Tuesday, March 28, 2006

so, i guess theres not much to say anymore.

simply put, im just not good enough.

and so the yelling starts.

yelling for not listening
yelling for not caring what other people say
yelling for simply being me.

who gives a crap anymore
not me

it simply doesnt matter anymore.

i will simply shut my mouth and cease to exist.


thats what they want anyways so what difference does it make?

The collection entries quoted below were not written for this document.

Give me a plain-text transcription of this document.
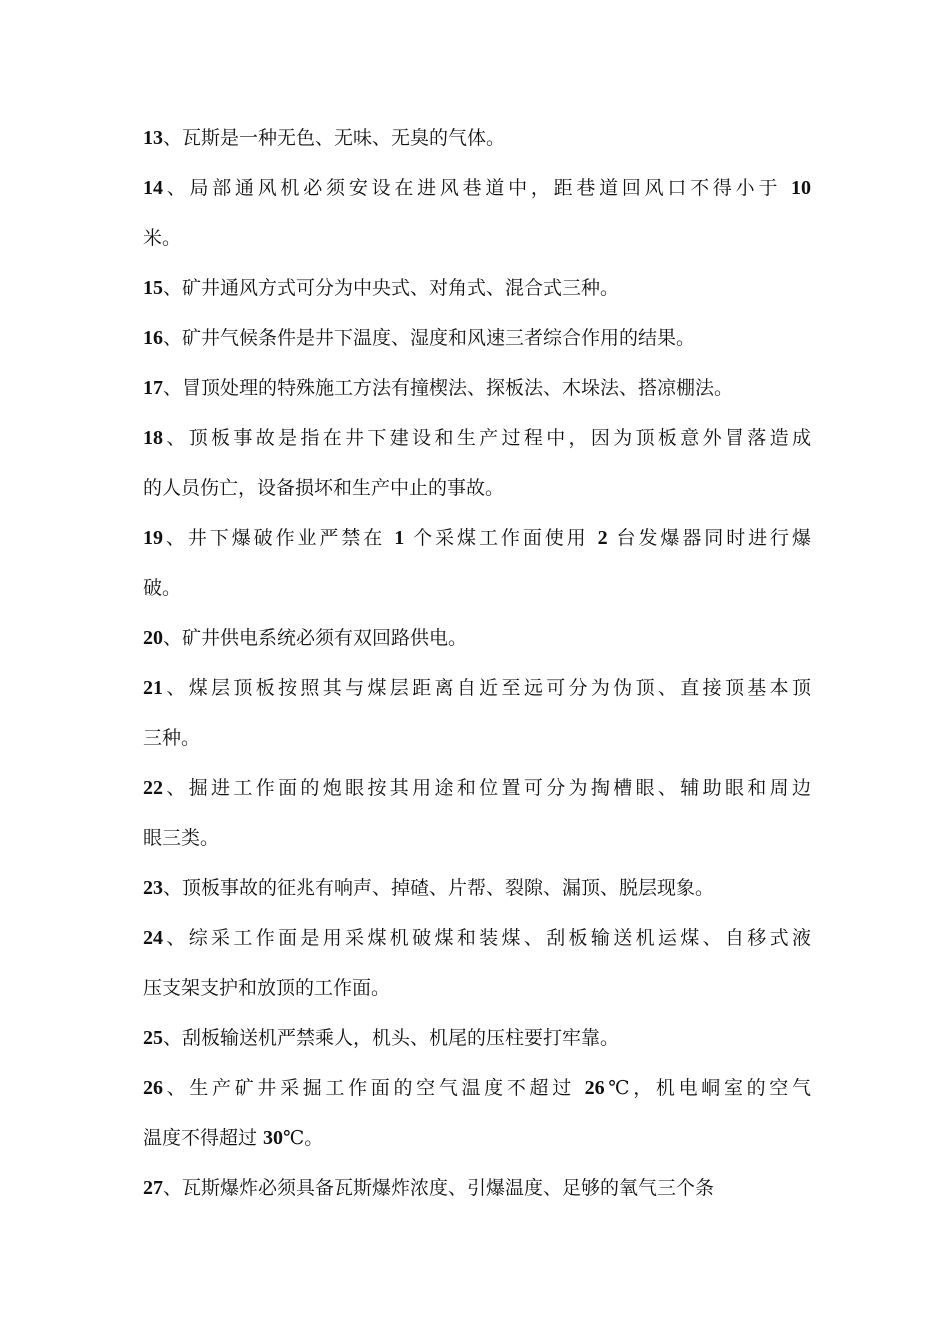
13、瓦斯是一种无色、无味、无臭的气体。
14、局部通风机必须安设在进风巷道中，距巷道回风口不得小于 10
米。
15、矿井通风方式可分为中央式、对角式、混合式三种。
16、矿井气候条件是井下温度、湿度和风速三者综合作用的结果。
17、冒顶处理的特殊施工方法有撞楔法、探板法、木垛法、搭凉棚法。
18、顶板事故是指在井下建设和生产过程中，因为顶板意外冒落造成
的人员伤亡，设备损坏和生产中止的事故。
19、井下爆破作业严禁在 1 个采煤工作面使用 2 台发爆器同时进行爆
破。
20、矿井供电系统必须有双回路供电。
21、煤层顶板按照其与煤层距离自近至远可分为伪顶、直接顶基本顶
三种。
22、掘进工作面的炮眼按其用途和位置可分为掏槽眼、辅助眼和周边
眼三类。
23、顶板事故的征兆有响声、掉碴、片帮、裂隙、漏顶、脱层现象。
24、综采工作面是用采煤机破煤和装煤、刮板输送机运煤、自移式液
压支架支护和放顶的工作面。
25、刮板输送机严禁乘人，机头、机尾的压柱要打牢靠。
26、生产矿井采掘工作面的空气温度不超过 26℃，机电峒室的空气
温度不得超过 30℃。
27、瓦斯爆炸必须具备瓦斯爆炸浓度、引爆温度、足够的氧气三个条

the only one who cares about this is me.



if i live, if i die....
if im happy, if im sad..


so go ahead and friggin yell....

the worlds doing it...

so theres nothing left for me to say.

i simply dont exist anymore.

because who i am simply just isnt good enough.
and at the end of the day, everyone just simply wants a bitch.

Saturday, March 18, 2006

so i give up. simply, thats all there is. i give up. to all of you who have been SOO helpful...if you think loving me and helping me means you stab me in the back or turning against me? thanx. some "family" i have...both the literal one and the one made of "friends". i know im not good enough when i go by the azn standards. thanx for also telling me that me being who i am and being myself isnt good enough for you as well. you know. i thought being who i was would make my friends happy because that means i have been released from the azn standards. i also thought i would be a lot more happier. but to be released from the azn standards makes everyone hate me, and tell me that im not good enough. being me used to be good enough for me and for everyone else. it was the one thing everyone wanted and encouraged. well. simply put. im not good enough as is. no one is happy with the real me. the only one who used to be happy was me. and if thats all the people thats going to be happy then maybe i wont bother anymore. if being me isnt good enough, then why bother? at least the other way, everyone else was happy...i simply give up. you win. i loose. so go celebrate. dont bother calling. im not going to pick up. dont bother writting. im not gonna read it. because the real me cant deal with seeing what you "need" or want to say to me about me. and the real me cant deal with knowing how much i have disappointed you. and that is simiply all. you win. i loose. end of story.